Carly
What did I do to make them pull away?
Carly, 27, sits in a work meeting and shares an idea about improving their onboarding process. Mid-sentence, she notices her colleague glance down at her phone. Carly hesitates for a moment, then continues. By the end of the meeting, she’s spiralling.
Afterwards, she replays it:
Was I rambling? Did I say something stupid?
She looked bored. I knew it. I talk too much. Everyone’s probably sick of me.
She takes the glance as disapproval, reinforcing her belief she did something wrong. She even considers messaging the group to "clarify" what she meant, though no one asked.
Carly fills in the blanks with criticism. She assumes judgment or boredom; never neutrality.
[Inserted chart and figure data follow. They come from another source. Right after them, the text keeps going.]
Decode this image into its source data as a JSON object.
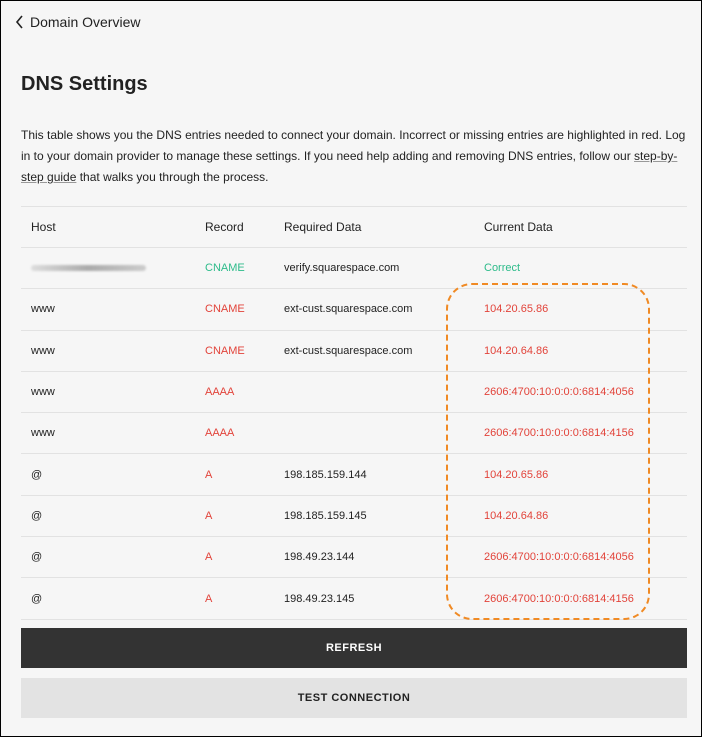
{
  "nav": {
    "back_label": "Domain Overview"
  },
  "page": {
    "title": "DNS Settings",
    "description_before": "This table shows you the DNS entries needed to connect your domain. Incorrect or missing entries are highlighted in red. Log in to your domain provider to manage these settings. If you need help adding and removing DNS entries, follow our ",
    "link_text": "step-by-step guide",
    "description_after": " that walks you through the process."
  },
  "table": {
    "headers": [
      "Host",
      "Record",
      "Required Data",
      "Current Data"
    ],
    "rows": [
      {
        "host": "",
        "host_blurred": true,
        "record": "CNAME",
        "required": "verify.squarespace.com",
        "current": "Correct",
        "status": "ok"
      },
      {
        "host": "www",
        "record": "CNAME",
        "required": "ext-cust.squarespace.com",
        "current": "104.20.65.86",
        "status": "bad"
      },
      {
        "host": "www",
        "record": "CNAME",
        "required": "ext-cust.squarespace.com",
        "current": "104.20.64.86",
        "status": "bad"
      },
      {
        "host": "www",
        "record": "AAAA",
        "required": "",
        "current": "2606:4700:10:0:0:0:6814:4056",
        "status": "bad"
      },
      {
        "host": "www",
        "record": "AAAA",
        "required": "",
        "current": "2606:4700:10:0:0:0:6814:4156",
        "status": "bad"
      },
      {
        "host": "@",
        "record": "A",
        "required": "198.185.159.144",
        "current": "104.20.65.86",
        "status": "bad"
      },
      {
        "host": "@",
        "record": "A",
        "required": "198.185.159.145",
        "current": "104.20.64.86",
        "status": "bad"
      },
      {
        "host": "@",
        "record": "A",
        "required": "198.49.23.144",
        "current": "2606:4700:10:0:0:0:6814:4056",
        "status": "bad"
      },
      {
        "host": "@",
        "record": "A",
        "required": "198.49.23.145",
        "current": "2606:4700:10:0:0:0:6814:4156",
        "status": "bad"
      }
    ]
  },
  "buttons": {
    "refresh": "REFRESH",
    "test": "TEST CONNECTION"
  },
  "colors": {
    "ok": "#2dbb8a",
    "bad": "#e2433a",
    "highlight": "#f08a24"
  }
}
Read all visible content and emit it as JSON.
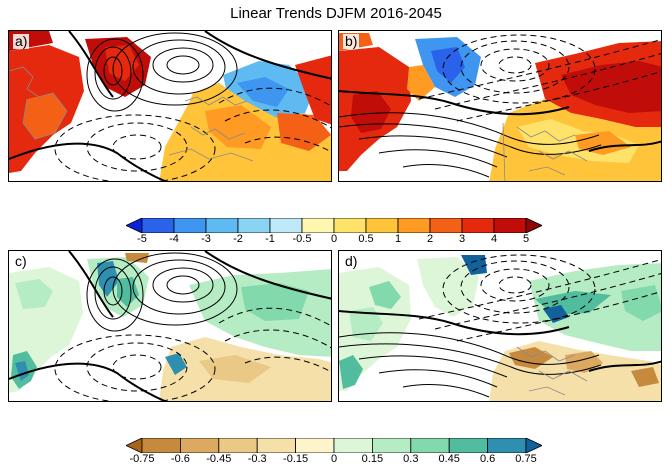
{
  "title": "Linear Trends DJFM 2016-2045",
  "panels": [
    {
      "label": "a)",
      "field": "temperature"
    },
    {
      "label": "b)",
      "field": "temperature"
    },
    {
      "label": "c)",
      "field": "precipitation"
    },
    {
      "label": "d)",
      "field": "precipitation"
    }
  ],
  "colorbars": [
    {
      "ticks": [
        "-5",
        "-4",
        "-3",
        "-2",
        "-1",
        "-0.5",
        "0",
        "0.5",
        "1",
        "2",
        "3",
        "4",
        "5"
      ],
      "colors": [
        "#0a22dc",
        "#2a62ea",
        "#3e96f0",
        "#5fbaf2",
        "#8ad3f5",
        "#bfe8f9",
        "#fff7b0",
        "#ffe26a",
        "#ffc43a",
        "#ff9a22",
        "#f46016",
        "#e4290e",
        "#c10d0a",
        "#8e0808"
      ]
    },
    {
      "ticks": [
        "-0.75",
        "-0.6",
        "-0.45",
        "-0.3",
        "-0.15",
        "0",
        "0.15",
        "0.3",
        "0.45",
        "0.6",
        "0.75"
      ],
      "colors": [
        "#a7651a",
        "#c58a3e",
        "#dca960",
        "#eac986",
        "#f4e0a8",
        "#fdf4cc",
        "#ddf6d8",
        "#b6ecc4",
        "#82d9ac",
        "#52bc9e",
        "#2f8fb0",
        "#11629a"
      ]
    }
  ]
}
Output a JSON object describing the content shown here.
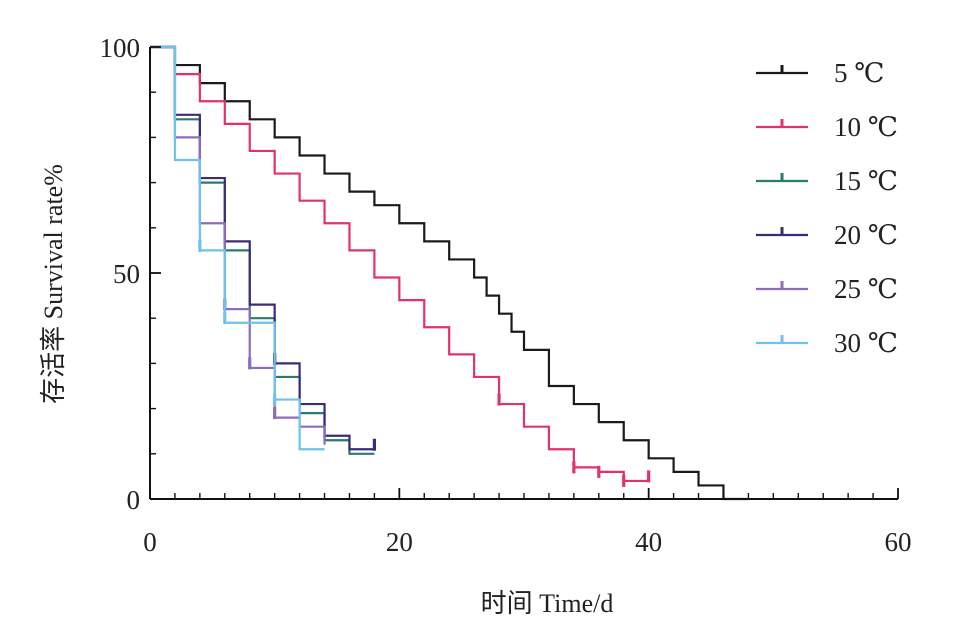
{
  "chart_data": {
    "type": "line",
    "subtype": "step",
    "title": "",
    "xlabel": "时间 Time/d",
    "ylabel": "存活率 Survival rate%",
    "xlim": [
      0,
      60
    ],
    "ylim": [
      0,
      100
    ],
    "x_ticks": [
      0,
      20,
      40,
      60
    ],
    "x_tick_labels": [
      "0",
      "20",
      "40",
      "60"
    ],
    "y_ticks": [
      0,
      50,
      100
    ],
    "y_tick_labels": [
      "0",
      "50",
      "100"
    ],
    "x_minor_step": 2,
    "y_minor_step": 10,
    "grid": false,
    "legend_position": "top-right",
    "series": [
      {
        "name": "5 ℃",
        "color": "#1a1a1a",
        "x": [
          0,
          2,
          4,
          6,
          8,
          10,
          12,
          14,
          16,
          18,
          20,
          22,
          24,
          26,
          27,
          28,
          29,
          30,
          32,
          34,
          36,
          38,
          40,
          42,
          44,
          46,
          48
        ],
        "y": [
          100,
          96,
          92,
          88,
          84,
          80,
          76,
          72,
          68,
          65,
          61,
          57,
          53,
          49,
          45,
          41,
          37,
          33,
          25,
          21,
          17,
          13,
          9,
          6,
          3,
          0,
          0
        ],
        "censored": []
      },
      {
        "name": "10 ℃",
        "color": "#e0336a",
        "x": [
          0,
          2,
          4,
          6,
          8,
          10,
          12,
          14,
          16,
          18,
          20,
          22,
          24,
          26,
          28,
          30,
          32,
          34,
          36,
          38,
          40
        ],
        "y": [
          100,
          94,
          88,
          83,
          77,
          72,
          66,
          61,
          55,
          49,
          44,
          38,
          32,
          27,
          21,
          16,
          11,
          7,
          6,
          4,
          4
        ],
        "censored": [
          [
            28,
            22
          ],
          [
            34,
            7
          ],
          [
            36,
            6
          ],
          [
            38,
            4
          ],
          [
            40,
            5
          ]
        ]
      },
      {
        "name": "15 ℃",
        "color": "#2b7b6b",
        "x": [
          0,
          2,
          4,
          6,
          8,
          10,
          12,
          14,
          16,
          18
        ],
        "y": [
          100,
          84,
          70,
          55,
          40,
          27,
          19,
          13,
          10,
          10
        ],
        "censored": []
      },
      {
        "name": "20 ℃",
        "color": "#3b2b7a",
        "x": [
          0,
          2,
          4,
          6,
          8,
          10,
          12,
          14,
          16,
          18
        ],
        "y": [
          100,
          85,
          71,
          57,
          43,
          30,
          21,
          14,
          11,
          11
        ],
        "censored": [
          [
            10,
            31
          ],
          [
            18,
            12
          ]
        ]
      },
      {
        "name": "25 ℃",
        "color": "#8e6bbd",
        "x": [
          0,
          2,
          4,
          6,
          8,
          10,
          12,
          14
        ],
        "y": [
          100,
          80,
          61,
          42,
          29,
          18,
          16,
          12
        ],
        "censored": [
          [
            6,
            43
          ],
          [
            8,
            30
          ],
          [
            10,
            19
          ]
        ]
      },
      {
        "name": "30 ℃",
        "color": "#6ec3ea",
        "x": [
          0,
          2,
          4,
          6,
          8,
          10,
          12,
          14
        ],
        "y": [
          100,
          75,
          55,
          39,
          39,
          22,
          11,
          11
        ],
        "censored": [
          [
            4,
            56
          ],
          [
            6,
            40
          ],
          [
            10,
            22
          ]
        ]
      }
    ]
  }
}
If someone doesn’t smile, they’re annoyed. If someone replies late, they’re pulling away. She’s on constant alert for rejection, always finding proof that she doesn’t belong.
Growing up, Carly’s father was warm one moment, withdrawn the next. Her mother often asked, “What did you say to make him upset?” So Carly learned: If someone pulls away, it’s probably your fault. You are the wrong thing. Over time, she developed an emotional radar — scanning tone, face, body language for clues. But instead of keeping her safe, it just kept her stuck. She didn’t see people clearly; only the threat.
Carly over-explains and pre-apologizes; tries to “fix” misunderstandings that don’t exist. She doesn’t just fear rejection. She anticipates it.
Carly doesn’t lack social skills. She has a distorted inner dialogue hijacking her clarity. Her self-esteem filters every interaction through the question:
“Did I say something that made them pull away?”
When that question sets the tone, even neutral moments feel threatening. Carly isn’t being dramatic; she’s trying to stay safe. Only when Carly begins to see the difference between what actually happened and what she interpreted it to mean, that a new possibility opens:
Maybe the glance wasn’t about her.
Maybe silence isn’t rejection.
Maybe she can stay, even when it feels uncomfortable and trust that she can take up space.